March 07, 2022
By Rebecca Kim
Despite our nation’s growing diversity and the disproportionately higher rate at which people of color (POC) experience adverse mental health outcomes and barriers to care, the mental health workforce is largely white. According to a report from the American Psychological Association, 86% of U.S. psychologists in 2015 were white, and in 2019, the Bureau of Labor Statistics found that close to 70% of U.S. social workers and 88% of mental health counselors were white.
If you’re a person of color (POC), these statistics probably aren’t surprising. Trying to find a therapist who shares your racial or ethnic background can feel like a game of Where’s Waldo — and in mental health, a field where white saviorism often runs unchecked, the consequences of this lack of diversity, including the inability to adequately support the unique cultural needs and experiences of POC, are often ignored.
Oftentimes, practitioners and policymakers question why it matters “who the help comes from” or they attribute POC’s low use of mental health services to cultural stigma. While plausible, this can be an incomplete way of thinking.
As a mental health care worker and graduate student in social work, I’ve often wondered: What if the barriers to care that underserved groups experience is due to a lack of providers who POC can identify with and trust?
I didn’t truly understand the importance of having a counselor or therapist I could identify with until I sought help myself. The handful of Asian-American therapists in my city already had waitlists. So, instead of talking with someone who understood my cultural nuances or the daily experience of navigating a white-dominated society as an Asian woman, I often carried the burden of educating white therapists about my identity.

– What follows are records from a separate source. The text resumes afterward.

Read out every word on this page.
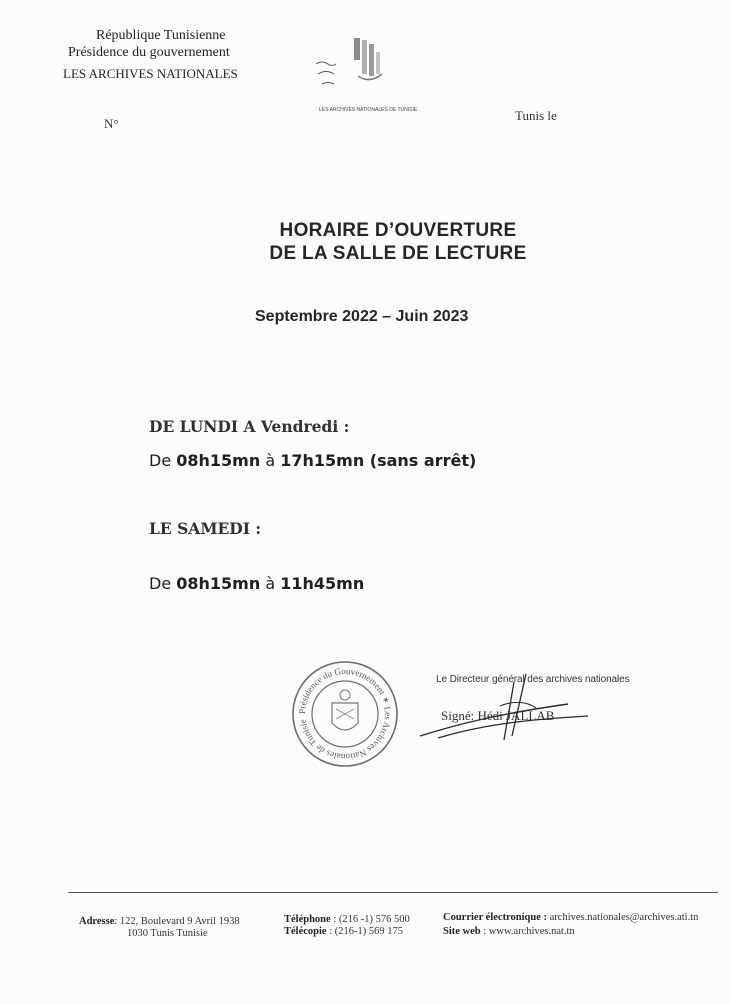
République Tunisienne
Présidence du gouvernement
LES ARCHIVES NATIONALES
N°
Tunis le
LES ARCHIVES NATIONALES DE TUNISIE
HORAIRE D’OUVERTURE
DE LA SALLE DE LECTURE
Septembre 2022 – Juin 2023
DE LUNDI A Vendredi :
De 08h15mn à 17h15mn (sans arrêt)
LE SAMEDI :
De 08h15mn à 11h45mn
Présidence du Gouvernement ✶ Les Archives Nationales de Tunisie
Le Directeur général des archives nationales
Signé: Hédi JALLAB
Adresse: 122, Boulevard 9 Avril 1938
1030 Tunis Tunisie
Téléphone : (216 -1) 576 500
Télécopie : (216-1) 569 175
Courrier électronique : archives.nationales@archives.ati.tn
Site web : www.archives.nat.tn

For example, I found myself tasked with explaining why a “normal” experience for a white person might be anxiety-inducing for me.
Similarly, when I worked as a psychiatric nurse, my most vulnerable patients rarely encountered mental health professionals from their own communities of color or from similar cultural backgrounds — in addition to facing numerous other barriers in accessing care. Again, I witnessed the personal ramifications of this deficiency; my own mother lived in an area with a historically large immigrant population, yet she was unable to find a counselor or therapist who spoke her language when she was depressed.

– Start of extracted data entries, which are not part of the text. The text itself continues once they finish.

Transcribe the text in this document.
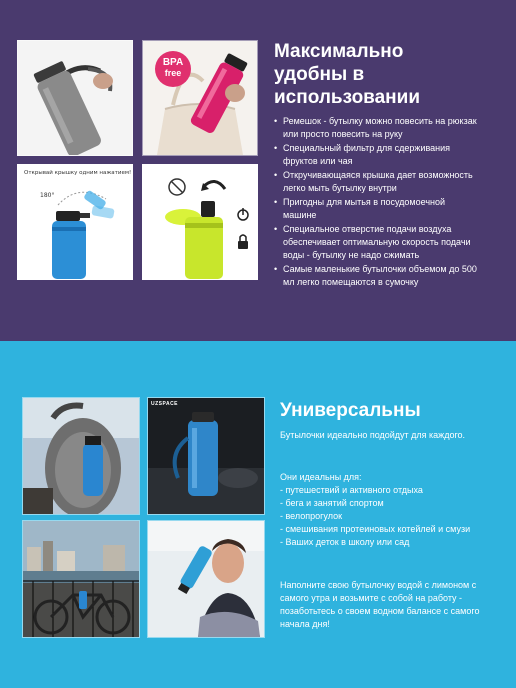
BPA
free
Открывай крышку одним нажатием!
180°
Максимально удобны в использовании
• Ремешок - бутылку можно повесить на рюкзак или просто повесить на руку
• Специальный фильтр для сдерживания фруктов или чая
• Откручивающаяся крышка дает возможность легко мыть бутылку внутри
• Пригодны для мытья в посудомоечной машине
• Специальное отверстие подачи воздуха обеспечивает оптимальную скорость подачи воды - бутылку не надо сжимать
• Самые маленькие бутылочки объемом до 500 мл легко помещаются в сумочку
UZSPACE	Универсальны

Бутылочки идеально подойдут для каждого.

Они идеальны для:

- путешествий и активного отдыха

- бега и занятий спортом

- велопрогулок

- смешивания протеиновых котейлей и смузи

- Ваших деток в школу или сад

Наполните свою бутылочку водой с лимоном с самого утра и возьмите с собой на работу - позаботьтесь о своем водном балансе с самого начала дня!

These issues are part of a larger problem in our country regarding the lamentable shortage of POC mental health professionals to match our increasingly diverse population.
As of 2019, about 40% of the U.S. population identified with a racial or ethnic group other than white, and estimates from the U.S. Census Bureau suggest that the results of the 2020 census will indicate a record decline in our nation’s white population over the past decade. As the data shows, POCs already comprise a significant portion of our country’s population, and numbers are only projected to grow.

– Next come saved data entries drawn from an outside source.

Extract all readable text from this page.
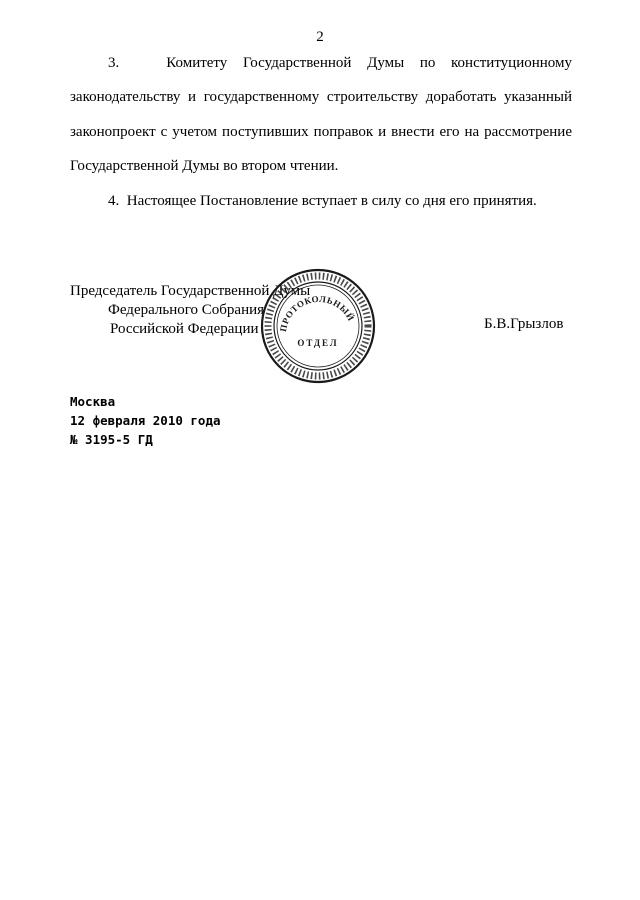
2

3.   Комитету Государственной Думы по конституционному

законодательству и государственному строительству доработать указанный законопроект с учетом поступивших поправок и внести его на рассмотрение Государственной Думы во втором чтении.

4.  Настоящее Постановление вступает в силу со дня его принятия.

Председатель Государственной Думы
Федерального Собрания
Российской Федерации	Б.В.Грызлов
ПРОТОКОЛЬНЫЙ
ОТДЕЛ
Москва
12 февраля 2010 года
№ 3195-5 ГД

More recently, mental health issues have gained national recognition, but we need to take action to create impactful change for this demographic.
It’s true that more POCs are entering the mental health field than before, but we need greater numbers — in both urban and rural communities — to more accurately reflect the demographics of our country. To challenge this shortage, federal policy initiatives should actively recruit students of color to the mental health workforce, and grants provided at city or state levels could help expand mental health care services to local communities of color.
Special focus should be taken to create job opportunities and recruit students from communities that have the greatest need for a representative mental health workforce. Federal funds can support students’ professional education through scholarships and the forgiveness of loans — and grants to schools, organizations, and/or agencies can support the creation of jobs and programs that promote students’ personal, academic and professional well-being. Grants may also be used to train diverse peer specialists — or individuals who have experienced mental health challenges themselves and provide support to those in need — from within local communities of color.
Research shows that use of ethnic matching (pairing a client with a therapist based on race/ethnicity alone) is not always effective, and understandably so. This technique by itself is reductive and equivalent to saying a white client can connect with any white therapist.
POC mental health professionals should be available to the extent that people of all backgrounds have the option to select therapists or work with professionals they feel best match their needs. By investing in a more representative mental health workforce, people of color can partake in more choices for their practitioners, and mental health care can hopefully become more accessible and equitable.
Rebecca Kim is a graduate student in social work at the University of Texas at Austin with a background in psychiatric nursing. She is passionate about serving and raising awareness on the mental health needs of minority communities.